Need Help with TTreeProcessorMT: Increasing Number of Threads Beyond 7

Hi,

Hi everyone,

I’m working with TTreeProcessorMT and have come across some behavior that I’m having trouble understanding. I’ve provided a simplified version of my implementation below:

void treeProcessor::filter_events_v2(likelihoodNet &lnet)
{
	int numberOfThreads = 7;
	ROOT::EnableImplicitMT(numberOfThreads);

	// Create a TThreadedObject to hold a TGraph for each thread
    ROOT::TThreadedObject<TGraph> threadedScatter;

	// Create a TTreeProcessorMT: specify the file and the tree in it
	ROOT::TTreeProcessorMT processor(fileName, "myTree");

	std::atomic<int> taskCounter{0};

	// Define the function that will process a subrange of the tree.
	// The function must receive only one parameter, a TTreeReader,
	// and it must be thread safe. To enforce the latter requirement,
	// TThreadedObject histograms will be used.
    auto processFunction = [&](TTreeReader &reader) 
	{
		// Access the event branch using TTreeReaderValue
		TTreeReaderValue<ProcessedEvent> processed_event(reader, "event");

		int taskNumber = taskCounter.fetch_add(1);

		// For performance reasons, a copy of the pointer associated to this thread on the
		// stack is used
		auto localThreadedScatter = threadedScatter.Get();

		int localGraphPointCount = 0;
		
		// Process each entry in the current task's range
		while (reader.Next()) 
		{		
			if (/*some filtering logic*/)
			{
				localThreadedScatter->SetPoint(localThreadedScatter->GetN(), xval, yval);
				localGraphPointCount++;
			}
		}
		std::cout << "Task " << taskNumber << " added " << localGraphPointCount << " points." << std::endl;
    };

	// Launch the parallel processing of the tree
	processor.Process(processFunction);

	// Use the TThreadedObject::Merge method to merge the thread private scatter plots
  	// into the final result
	auto scatterMerged = threadedScatter.Merge();

	// Set the scatter TGraph equal to mergedGraph
    *scatter = *scatterMerged;
}

In this function, I noticed that regardless of the value assigned to numberOfThreads, there are always 7 clusters. Interestingly, the minimum execution time is achieved when numberOfThreads = 7. As I increase the number of threads from 1 to 7, the execution time decreases. However, going beyond 7 threads has no effect other than random fluctuations in execution time.

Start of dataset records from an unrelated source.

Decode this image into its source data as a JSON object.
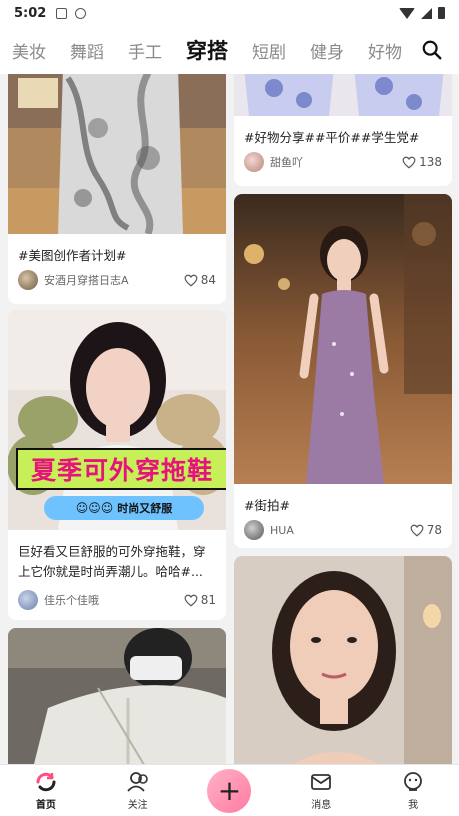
{
  "status_bar": {
    "time": "5:02"
  },
  "tabs": [
    {
      "label": "美妆",
      "active": false
    },
    {
      "label": "舞蹈",
      "active": false
    },
    {
      "label": "手工",
      "active": false
    },
    {
      "label": "穿搭",
      "active": true
    },
    {
      "label": "短剧",
      "active": false
    },
    {
      "label": "健身",
      "active": false
    },
    {
      "label": "好物",
      "active": false
    }
  ],
  "feed": {
    "left": [
      {
        "title": "#美图创作者计划#",
        "author": "安酒月穿搭日志A",
        "likes": "84"
      },
      {
        "title": "巨好看又巨舒服的可外穿拖鞋，穿上它你就是时尚弄潮儿。哈哈#...",
        "author": "佳乐个佳哦",
        "likes": "81",
        "overlay_main": "夏季可外穿拖鞋",
        "overlay_sub": "时尚又舒服",
        "overlay_smiles": "☺☺☺"
      }
    ],
    "right": [
      {
        "title": "#好物分享##平价##学生党#",
        "author": "甜鱼吖",
        "likes": "138"
      },
      {
        "title": "#街拍#",
        "author": "HUA",
        "likes": "78"
      }
    ]
  },
  "bottom_nav": [
    {
      "label": "首页",
      "active": true
    },
    {
      "label": "关注",
      "active": false
    },
    {
      "label": "",
      "active": false
    },
    {
      "label": "消息",
      "active": false
    },
    {
      "label": "我",
      "active": false
    }
  ],
  "colors": {
    "accent_pink": "#ff7aa2",
    "banner_green": "#c7ef58",
    "banner_text": "#e6137c"
  }
}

My computer has 30 available threads, and I’d like to make full use of them. Is there a way to manually set the number of clusters or configure the function to use more than 7 threads?

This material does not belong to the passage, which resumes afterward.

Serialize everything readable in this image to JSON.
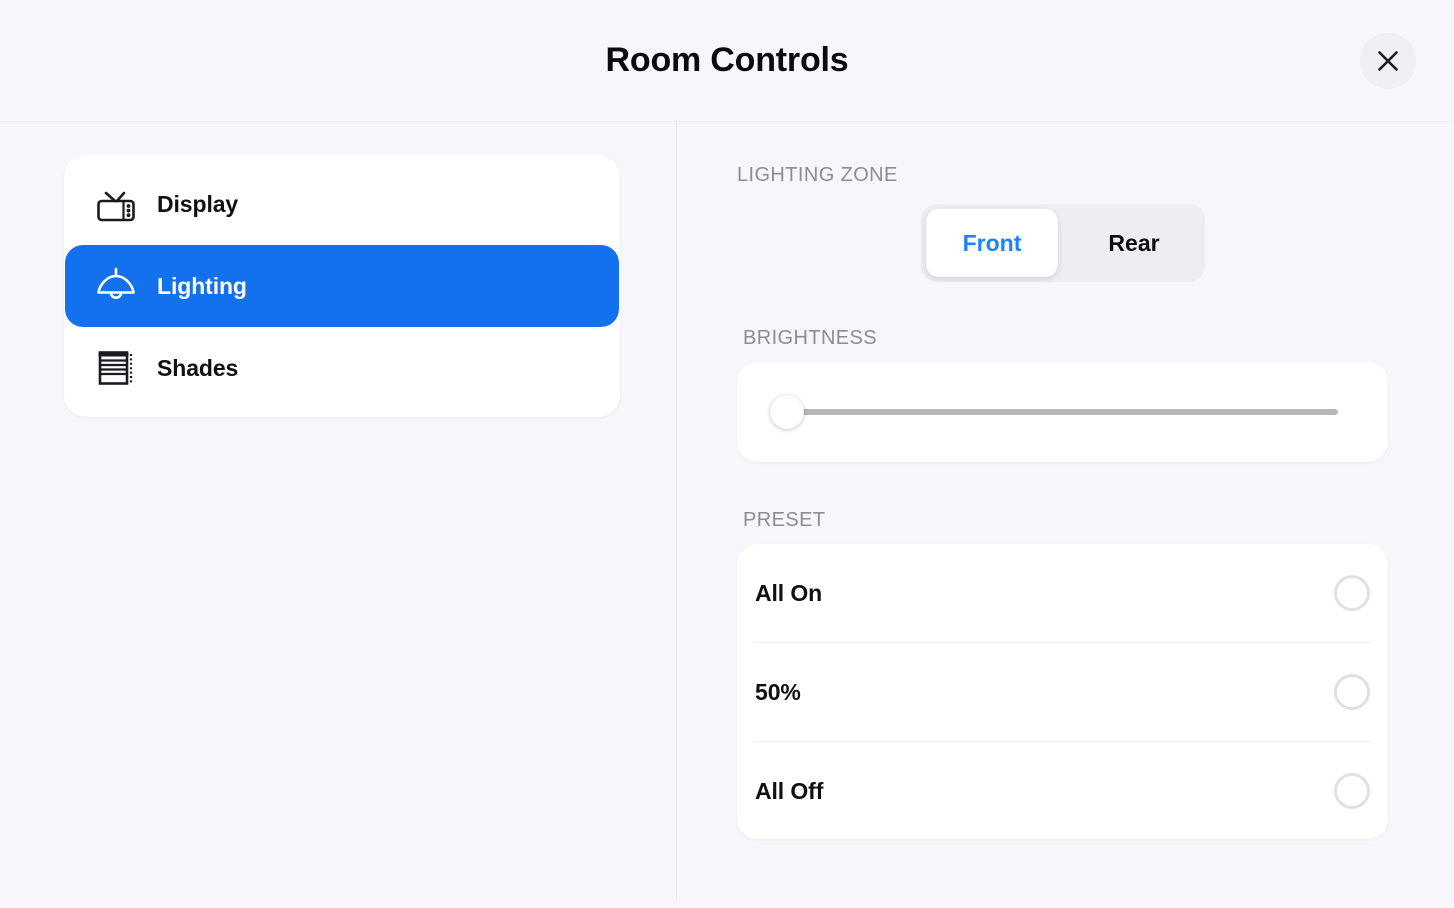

Any help or suggestions would be greatly appreciated!

Thanks in advance!

In this particular case my guess would be that your input tree has 7 TTree entry clusters :slight_smile:

EDIT:
the reason why a TTree entry cluster is the smallest granularity for parallelism is that if 2 threads processed different parts of the same cluster, each thread would have to read and decompress the same data, resulting in some redundant work.